Grodzka: Gender to nie ideologia. Jeżeli dziecko pyta dlaczego tata nie nosi sukienek to dobrze

Grodzka: Gender to nie ideologia. Jeżeli dziecko pyta dlaczego tata nie nosi sukienek to dobrze

Dodano:   /  Zmieniono: 
Anna Grodzka (fot. MATEUSZ BAJ/NEWSPIX.PL / Newspix.pl)Źródło:Newspix.pl
Poseł PO spierał się w programie Moniki Olejnik "Kropka nad i" na antenie TVN24 z posłanka Towjego Ruchu Anną Grodzką.
Niesiołowski dyskutował z Grodzką o jej projekcie ustawy dotyczącej zmiany płci[projekt przewiduje stworzenie odrębnej procedury sądowej dla osób, u których występuje niezgodność między tożsamością płciową a płcią metrykalną - red.] oraz o gender.

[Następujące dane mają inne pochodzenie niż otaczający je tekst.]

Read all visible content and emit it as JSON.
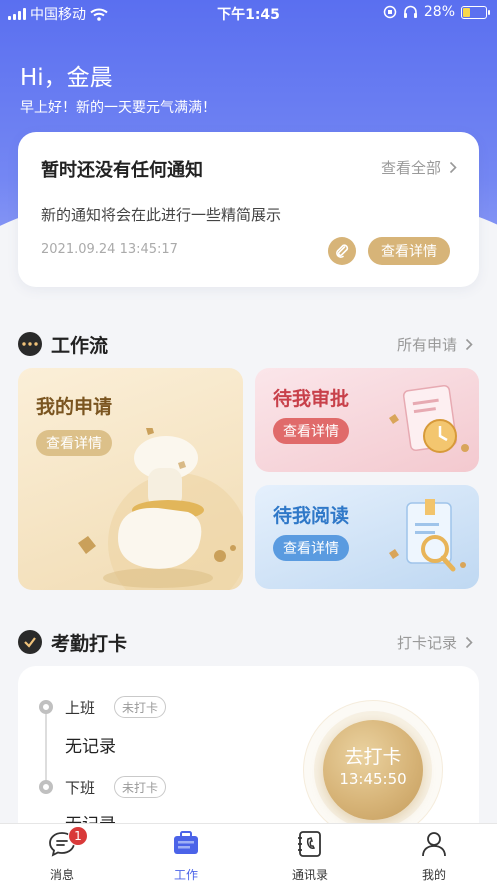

Poseł PO podkreślał, że nie zgadza się z tezą dowolności płci, która jest zakładana w teorii gender, jednak przyznał że da szansę ustawie i nie zagłosuje za jej odrzuceniem w pierwszym czytaniu. Jak przekonywał "płeć jest zdefiniowana genetycznie".  - Ideologia gender jest fałszywą ideologią i trzeba ją zwalczać - dodał Niesiołowski.

Z poseł PO nie zgodziła się Anna Grodzka, która wyjaśniała, że "gender to nie jest ideologia" tylko nauka. - Jeżeli dziecko pyta ojca dlaczego nie nosi sukienek, to prawdopodobnie zadaje dobre pytanie - wyjaśniała na przykładzie.

Grodzka dodała,  że dzisiaj dziesiątki-setki dzieci rocznie jest operowanych, a potem "faszerowanych hormonami", w wyniku decyzji lekarza i rodziców, którzy wybrali dziecku błędną płeć, choć ta jest nieokreślona, w ziwązku z czym chce zabronić takich praktyk ustawowo. Jak wyjaśniła, według ustawy w przypadku osoby, której płci nie można jednoznacznie określić, dopiero po 13-tym roku życia "w wyniku obserwacji dziecka przez lekarzy, pedagogów i rodziców" oraz po decyzji sądu będzie można podjąć prawną decyzję w tej sprawie.